Commençons par distinguer les horizons temporels. A court terme, si produire plus est peut-être un enjeu, accompagner économiquement les premières victimes de l'augmentation des prix l'est sans aucun doute. Je pense notamment aux éleveurs les moins autonomes, ceux qui dépendent le plus des importations pour l'alimentation de leurs animaux, qui vont subir de plein fouet l'augmentation des prix des céréales, ainsi qu'aux consommateurs les plus précaires, qui doivent pouvoir continuer à s'alimenter malgré l'inflation. En revanche, à moyen-long terme, on ne pourra pas produire plus tout en renforçant l'autonomie et la résilience des exploitations. En effet, accroître la production c'est aujourd'hui accroître la dépendance de notre système alimentaire aux importations d'intrants azotés, de céréales et d'oléo-protéagineux. Les systèmes les plus intensifs, particulièrement sujets à ces dépendances, sont loin d'être plus résilients que les exploitations extensives, davantage autonomes. Vouloir produire plus c'est aussi, dans certaines filières et notamment en élevage, entraîner les exploitations dans une course à l'agrandissement et à la capitalisation qui endette toujours plus les agriculteurs, alors même que leurs revenus n'augmentent pas, mettant ainsi en danger leur retraite. Ce moment historique est donc l'occasion unique d'accélérer la transition, de repenser complètement notre système alimentaire pour le rendre plus souverain et plus résilient. Si dans une logique de souveraineté alimentaire il faut certes produire plus pour limiter les importations, ceci n'est vrai qu'à consommation constante. Or les préconisations de nombreuses instances nous incitent aujourd'hui à réduire la consommation de viande, pour des raisons de santé publique comme d'écologie. Le premier débouché des grandes cultures et des oléo-protéagineux étant l'alimentation animale, cela permettrait de gagner énormément en souveraineté face à l'exigence de nourrir la population française, voire européenne. Par ailleurs, Produire davantage de légumineuses engendrerait un cercle vertueux, car insérer ces cultures dans les rotations permettrait de réduire l'utilisation d'engrais azotés.

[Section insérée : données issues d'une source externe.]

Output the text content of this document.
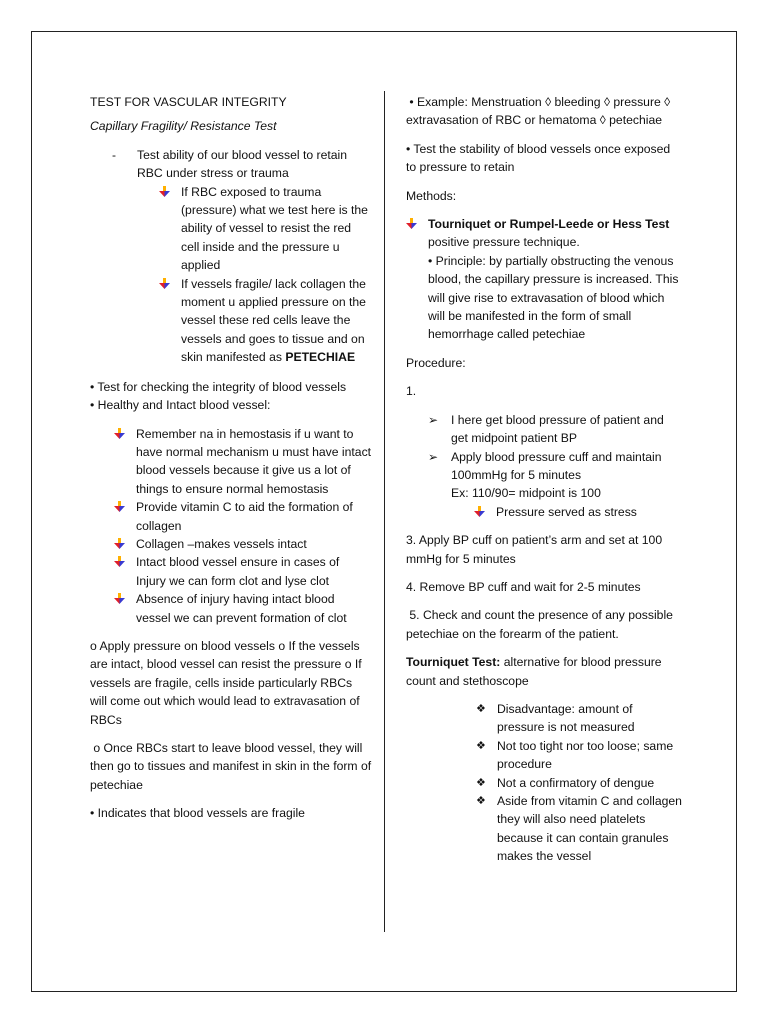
TEST FOR VASCULAR INTEGRITY

Capillary Fragility/ Resistance Test

- Test ability of our blood vessel to retain RBC under stress or trauma
If RBC exposed to trauma (pressure) what we test here is the ability of vessel to resist the red cell inside and the pressure u applied
If vessels fragile/ lack collagen the moment u applied pressure on the vessel these red cells leave the vessels and goes to tissue and on skin manifested as PETECHIAE

• Test for checking the integrity of blood vessels

• Healthy and Intact blood vessel:

Remember na in hemostasis if u want to have normal mechanism u must have intact blood vessels because it give us a lot of things to ensure normal hemostasis
Provide vitamin C to aid the formation of collagen
Collagen –makes vessels intact
Intact blood vessel ensure in cases of Injury we can form clot and lyse clot
Absence of injury having intact blood vessel we can prevent formation of clot

o Apply pressure on blood vessels o If the vessels are intact, blood vessel can resist the pressure o If vessels are fragile, cells inside particularly RBCs will come out which would lead to extravasation of RBCs

o Once RBCs start to leave blood vessel, they will then go to tissues and manifest in skin in the form of petechiae

• Indicates that blood vessels are fragile

• Example: Menstruation ◊ bleeding ◊ pressure ◊ extravasation of RBC or hematoma ◊ petechiae

• Test the stability of blood vessels once exposed to pressure to retain

Methods:

Tourniquet or Rumpel-Leede or Hess Test

positive pressure technique.

• Principle: by partially obstructing the venous blood, the capillary pressure is increased. This will give rise to extravasation of blood which will be manifested in the form of small hemorrhage called petechiae

Procedure:

1.

➢ I here get blood pressure of patient and get midpoint patient BP
➢ Apply blood pressure cuff and maintain 100mmHg for 5 minutes

Ex: 110/90= midpoint is 100

Pressure served as stress

3. Apply BP cuff on patient’s arm and set at 100 mmHg for 5 minutes

4. Remove BP cuff and wait for 2-5 minutes

5. Check and count the presence of any possible petechiae on the forearm of the patient.

Tourniquet Test: alternative for blood pressure count and stethoscope

❖ Disadvantage: amount of pressure is not measured
❖ Not too tight nor too loose; same procedure
❖ Not a confirmatory of dengue
❖ Aside from vitamin C and collagen they will also need platelets because it can contain granules makes the vessel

Alors que, jusqu'à présent, toutes les politiques publiques agricoles et alimentaires ont été essentiellement tournées vers la production, il faut désormais développer des politiques fortes visant à réorienter la consommation des ménages : chèques alimentaires, taxes, réglementations en matière de marketing, etc. Selon une étude récente de l'Institut for climate economics (I4CE), 90% des revenus du système agricole et alimentaire sont assurés par les achats des consommateurs : ceux-ci constituent une clé essentielle d'une agriculture plus souveraine et résiliente.